In fact, Nixon made it clear to the southern elected officials that he would not compromise on the civil rights issue.
“On civil rights, Thurmond knew my position was very different from his,” Nixon wrote. “I was for the Civil Rights Act of 1964 and he was against it. Although he disagreed with me, he respected my sincerity and candor.”
The same scenario played out among elected officials and voters in other southern states won by Nixon. They laid their feelings aside and supported him because of his economic platform’”not because Nixon sent messages on a frequency only racists can hear.
=================
Nixon had
an excellent record on civil rights. He supported the Civil Rights Act of 1964 and the Voting Rights Act of 1965. He was an avid champion of the
desegregation of public schools. The progressive columnist Tom Wicker wrote in the New York Times, “There’s no doubt about it — the Nixon administration accomplished more in 1970 to desegregate Southern school systems than had been done in the 16 previous years or probably since. There’s no doubt either that it was Richard Nixon personally who conceived and led the administration’s desegregation effort.”
Upon his taking office in 1969, Nixon also put into effect America’s first affirmative action program. Dubbed the
Philadelphia Plan, it imposed racial goals and timetables on the building trade unions, first in Philadelphia and then elsewhere. Now, would a man seeking to build an electoral base of Deep South white supremacists actually promote the first program to legally discriminate in favor of blacks? This is absurd.
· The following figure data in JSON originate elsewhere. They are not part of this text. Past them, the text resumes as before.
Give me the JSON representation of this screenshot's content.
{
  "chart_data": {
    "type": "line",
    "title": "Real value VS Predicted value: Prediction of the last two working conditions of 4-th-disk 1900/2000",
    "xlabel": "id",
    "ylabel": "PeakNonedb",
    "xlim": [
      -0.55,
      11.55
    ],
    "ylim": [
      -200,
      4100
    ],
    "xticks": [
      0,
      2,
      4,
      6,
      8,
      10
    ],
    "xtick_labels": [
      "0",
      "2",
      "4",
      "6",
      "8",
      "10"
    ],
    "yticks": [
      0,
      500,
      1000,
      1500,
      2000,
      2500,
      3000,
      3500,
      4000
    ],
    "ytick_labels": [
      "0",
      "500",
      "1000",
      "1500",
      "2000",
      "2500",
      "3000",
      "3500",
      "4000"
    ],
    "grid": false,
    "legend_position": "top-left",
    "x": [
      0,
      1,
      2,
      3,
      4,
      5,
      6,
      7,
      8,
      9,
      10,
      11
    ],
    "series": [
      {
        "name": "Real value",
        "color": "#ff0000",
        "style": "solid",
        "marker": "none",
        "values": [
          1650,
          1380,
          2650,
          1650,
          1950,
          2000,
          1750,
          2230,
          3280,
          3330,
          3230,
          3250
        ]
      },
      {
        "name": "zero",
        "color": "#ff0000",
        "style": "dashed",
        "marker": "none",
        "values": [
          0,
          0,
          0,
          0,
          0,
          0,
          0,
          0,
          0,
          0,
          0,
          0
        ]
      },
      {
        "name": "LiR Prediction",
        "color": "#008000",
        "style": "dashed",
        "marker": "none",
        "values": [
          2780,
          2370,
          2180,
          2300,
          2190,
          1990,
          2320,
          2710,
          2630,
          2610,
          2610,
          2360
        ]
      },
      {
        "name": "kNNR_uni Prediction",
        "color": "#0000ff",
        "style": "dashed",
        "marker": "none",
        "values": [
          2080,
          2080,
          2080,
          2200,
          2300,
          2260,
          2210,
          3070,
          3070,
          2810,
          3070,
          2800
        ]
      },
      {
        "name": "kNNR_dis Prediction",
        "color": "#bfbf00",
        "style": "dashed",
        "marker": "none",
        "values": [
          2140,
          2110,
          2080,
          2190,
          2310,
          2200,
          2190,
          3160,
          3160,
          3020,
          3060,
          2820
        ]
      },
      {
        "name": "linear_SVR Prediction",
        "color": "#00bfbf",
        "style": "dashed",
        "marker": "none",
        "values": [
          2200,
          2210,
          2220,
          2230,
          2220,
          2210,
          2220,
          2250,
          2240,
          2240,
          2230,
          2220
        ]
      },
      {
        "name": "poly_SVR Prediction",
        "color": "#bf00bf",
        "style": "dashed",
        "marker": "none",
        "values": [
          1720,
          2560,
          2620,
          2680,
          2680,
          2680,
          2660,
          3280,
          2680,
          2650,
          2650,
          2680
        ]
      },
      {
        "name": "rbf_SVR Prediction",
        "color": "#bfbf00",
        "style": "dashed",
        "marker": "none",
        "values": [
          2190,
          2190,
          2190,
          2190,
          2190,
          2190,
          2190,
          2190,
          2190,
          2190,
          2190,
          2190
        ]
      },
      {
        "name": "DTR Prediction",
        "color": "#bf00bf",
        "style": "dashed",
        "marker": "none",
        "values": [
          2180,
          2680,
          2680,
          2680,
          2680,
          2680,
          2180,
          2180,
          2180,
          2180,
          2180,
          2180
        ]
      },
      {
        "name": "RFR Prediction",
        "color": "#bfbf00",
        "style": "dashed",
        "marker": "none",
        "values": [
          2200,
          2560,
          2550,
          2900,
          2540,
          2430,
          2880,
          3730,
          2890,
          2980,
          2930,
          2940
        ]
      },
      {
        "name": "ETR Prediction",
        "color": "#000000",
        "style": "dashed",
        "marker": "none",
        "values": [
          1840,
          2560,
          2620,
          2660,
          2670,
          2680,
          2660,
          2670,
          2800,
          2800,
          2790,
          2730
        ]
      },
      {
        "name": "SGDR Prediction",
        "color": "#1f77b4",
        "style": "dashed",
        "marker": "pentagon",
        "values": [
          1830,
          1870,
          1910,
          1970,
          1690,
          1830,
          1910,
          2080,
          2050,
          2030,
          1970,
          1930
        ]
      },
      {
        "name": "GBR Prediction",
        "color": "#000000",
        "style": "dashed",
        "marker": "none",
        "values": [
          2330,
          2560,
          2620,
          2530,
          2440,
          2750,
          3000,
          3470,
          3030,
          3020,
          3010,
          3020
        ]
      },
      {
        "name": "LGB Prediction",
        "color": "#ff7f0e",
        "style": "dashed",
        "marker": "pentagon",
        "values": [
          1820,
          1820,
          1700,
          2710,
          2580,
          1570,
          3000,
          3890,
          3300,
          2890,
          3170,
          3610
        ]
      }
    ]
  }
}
Nixon barely campaigned in the Deep South. His strategy, as outlined by Kevin Phillips in his classic work, “
The Emerging Republican Majority,” was to target the Sunbelt, the vast swath of territory stretching from Florida to Nixon’s native California. This included what Phillips terms the Outer or Peripheral South.
Nixon recognized the South was changing. It was becoming more industrialized, with many northerners moving to the Sunbelt. Nixon’s focus, Phillips writes, was on the non-racist, upwardly-mobile, largely urban voters of the Outer or Peripheral South. Nixon won these voters, and he lost the Deep South, which went to Democratic segregationist
George Wallace.
And how many racist Dixiecrats did Nixon win for the GOP? Turns out, virtually none. Among the racist Dixiecrats, Strom Thurmond of South Carolina was the sole senator to defect to the Republicans — and he did this long before Nixon’s time. Only one Dixiecrat congressman,
Albert Watson of South Carolina, switched to the GOP. The rest, more than 200 Dixiecrat senators, congressmen, governors and high elected officials, all stayed in the Democratic Party.
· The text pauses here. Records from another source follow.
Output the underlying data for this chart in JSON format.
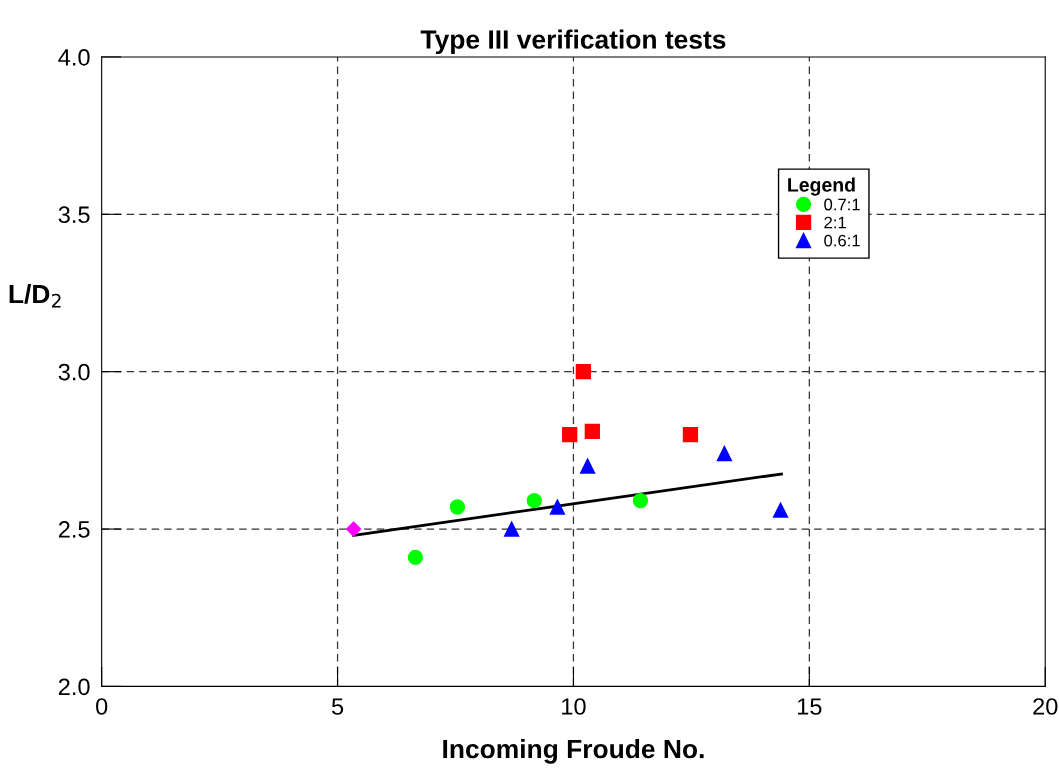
{
  "chart_data": {
    "type": "scatter",
    "title": "Type III verification tests",
    "xlabel": "Incoming Froude No.",
    "ylabel": "L/D$_{2}$",
    "legend_title": "Legend",
    "legend": "top right",
    "grid": true,
    "xlim": [
      0,
      20
    ],
    "xticks": [
      0,
      5,
      10,
      15,
      20
    ],
    "ylim": [
      2.0,
      4.0
    ],
    "yticks": [
      {
        "value": 2.0,
        "label": "2.0"
      },
      {
        "value": 2.5,
        "label": "2.5"
      },
      {
        "value": 3.0,
        "label": "3.0"
      },
      {
        "value": 3.5,
        "label": "3.5"
      },
      {
        "value": 4.0,
        "label": "4.0"
      }
    ],
    "series": [
      {
        "name": "0.7:1",
        "color": "#00ff00",
        "marker": "circle",
        "x": [
          6.65,
          7.54,
          9.17,
          11.42
        ],
        "values": [
          2.41,
          2.57,
          2.59,
          2.59
        ]
      },
      {
        "name": "2:1",
        "color": "#ff0000",
        "marker": "square",
        "x": [
          9.92,
          10.21,
          10.4,
          12.48
        ],
        "values": [
          2.8,
          3.0,
          2.81,
          2.8
        ]
      },
      {
        "name": "0.6:1",
        "color": "#0000ff",
        "marker": "triangle",
        "x": [
          8.69,
          9.66,
          10.3,
          13.2,
          14.39
        ],
        "values": [
          2.5,
          2.57,
          2.7,
          2.74,
          2.56
        ]
      },
      {
        "color": "#ff00ff",
        "marker": "diamond",
        "x": [
          5.34
        ],
        "values": [
          2.5
        ]
      },
      {
        "type": "line",
        "color": "#000000",
        "marker": "none",
        "x": [
          5.34,
          14.41
        ],
        "values": [
          2.48,
          2.675
        ]
      }
    ]
  }
}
The progressive notion of a Dixiecrat switch is a myth. Yet it is myth that continues to be promoted, using dubious case examples. Though the late Sens. Jesse Helms of North Carolina and John Tower of Texas and former Mississippi Sen. Trent Lott all switched from the Democratic Party to the GOP, none of these men was a Dixiecrat.
The South, as a whole, became Republican during the 1980s and 1990s. This had nothing to do with Nixon; it was because of Ronald Reagan and former House Speaker Newt Gingrich’s “
Contract with America.” The conservative appeal to patriotism, anti-communism, free markets, pro-life and Christianity had far more to do with the South’s movement into the GOP camp than anything related to race.
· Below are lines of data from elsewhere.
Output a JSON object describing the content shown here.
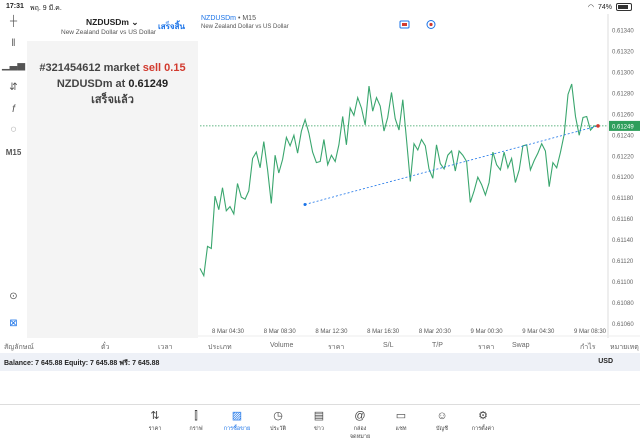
{
  "status": {
    "time": "17:31",
    "date": "พฤ. 9 มี.ค.",
    "battery": "74%"
  },
  "tools": [
    "crosshair-icon",
    "bars-icon",
    "indicators-icon",
    "objects-icon",
    "function-icon",
    "shapes-icon"
  ],
  "timeframe": "M15",
  "panel": {
    "symbol": "NZDUSDm",
    "description": "New Zealand Dollar vs US Dollar",
    "done_label": "เสร็จสิ้น",
    "ticket_line1": "#321454612 market",
    "ticket_side": "sell 0.15",
    "ticket_line2": "NZDUSDm at",
    "ticket_price": "0.61249",
    "ticket_status": "เสร็จแล้ว"
  },
  "chart": {
    "symbol": "NZDUSDm",
    "timeframe": "• M15",
    "description": "New Zealand Dollar vs US Dollar",
    "current_price": "0.61249",
    "colors": {
      "line": "#3aa66e",
      "price_line": "#2e9e5b",
      "trend_line": "#1a73e8",
      "badge": "#2e9e5b"
    }
  },
  "chart_data": {
    "type": "line",
    "ylim": [
      0.61058,
      0.61352
    ],
    "ytick_labels": [
      "0.61340",
      "0.61320",
      "0.61300",
      "0.61280",
      "0.61260",
      "0.61240",
      "0.61220",
      "0.61200",
      "0.61180",
      "0.61160",
      "0.61140",
      "0.61120",
      "0.61100",
      "0.61080",
      "0.61060"
    ],
    "xtick_labels": [
      "8 Mar 04:30",
      "8 Mar 08:30",
      "8 Mar 12:30",
      "8 Mar 16:30",
      "8 Mar 20:30",
      "9 Mar 00:30",
      "9 Mar 04:30",
      "9 Mar 08:30"
    ],
    "series": [
      {
        "values": [
          0.61113,
          0.61106,
          0.61134,
          0.61132,
          0.61182,
          0.61169,
          0.6119,
          0.61168,
          0.61172,
          0.61165,
          0.61194,
          0.61181,
          0.61179,
          0.61187,
          0.61218,
          0.61224,
          0.61209,
          0.61234,
          0.61207,
          0.61175,
          0.61221,
          0.61204,
          0.61217,
          0.61238,
          0.6123,
          0.6124,
          0.61223,
          0.61244,
          0.61255,
          0.61242,
          0.61224,
          0.61214,
          0.61215,
          0.61236,
          0.61212,
          0.61221,
          0.61215,
          0.61231,
          0.61258,
          0.61231,
          0.61266,
          0.61259,
          0.61276,
          0.61266,
          0.6125,
          0.61287,
          0.61263,
          0.61276,
          0.61268,
          0.61244,
          0.61257,
          0.61281,
          0.61256,
          0.61245,
          0.61274,
          0.61236,
          0.61196,
          0.61232,
          0.61226,
          0.61236,
          0.6123,
          0.61208,
          0.61199,
          0.61231,
          0.61213,
          0.61208,
          0.61221,
          0.61225,
          0.61206,
          0.61225,
          0.61221,
          0.61215,
          0.61176,
          0.61187,
          0.612,
          0.61193,
          0.61183,
          0.61195,
          0.61224,
          0.61212,
          0.61207,
          0.61224,
          0.61209,
          0.61218,
          0.61195,
          0.61207,
          0.6123,
          0.61231,
          0.61207,
          0.61216,
          0.61223,
          0.61232,
          0.61225,
          0.61191,
          0.61214,
          0.61209,
          0.61224,
          0.61241,
          0.61279,
          0.61289,
          0.61258,
          0.6124,
          0.61257,
          0.61258,
          0.61245,
          0.61249,
          0.61249
        ]
      }
    ],
    "trend_line": {
      "from": {
        "x": "8 Mar 08:30",
        "y": 0.61174
      },
      "to": {
        "x": "9 Mar 08:30",
        "y": 0.61249
      }
    }
  },
  "columns": {
    "symbol": "สัญลักษณ์",
    "ticket": "ตั๋ว",
    "time": "เวลา",
    "type": "ประเภท",
    "volume": "Volume",
    "price": "ราคา",
    "sl": "S/L",
    "tp": "T/P",
    "price2": "ราคา",
    "swap": "Swap",
    "profit": "กำไร",
    "comment": "หมายเหตุ"
  },
  "balance": {
    "text": "Balance: 7 645.88 Equity: 7 645.88 ฟรี: 7 645.88",
    "currency": "USD"
  },
  "tabs": [
    {
      "label": "ราคา",
      "icon": "quotes-icon"
    },
    {
      "label": "กราฟ",
      "icon": "chart-icon"
    },
    {
      "label": "การซื้อขาย",
      "icon": "trade-icon",
      "active": true
    },
    {
      "label": "ประวัติ",
      "icon": "history-icon"
    },
    {
      "label": "ข่าว",
      "icon": "news-icon"
    },
    {
      "label": "กล่องจดหมาย",
      "icon": "mailbox-icon"
    },
    {
      "label": "แชท",
      "icon": "chat-icon"
    },
    {
      "label": "บัญชี",
      "icon": "account-icon"
    },
    {
      "label": "การตั้งค่า",
      "icon": "settings-icon"
    }
  ]
}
Yet the myth of Nixon’s Southern Strategy endures — not because it’s true, but because it conveniently serves to exculpate the crimes of the Democratic Party. Somehow the party that promoted slavery, segregation, Jim Crow and racial terrorism gets to wipe its slate clean by pretending that, with Nixon’s connivance, the Republicans stole all their racists. It’s time we recognize this excuse for what it is: one more Democratic big lie.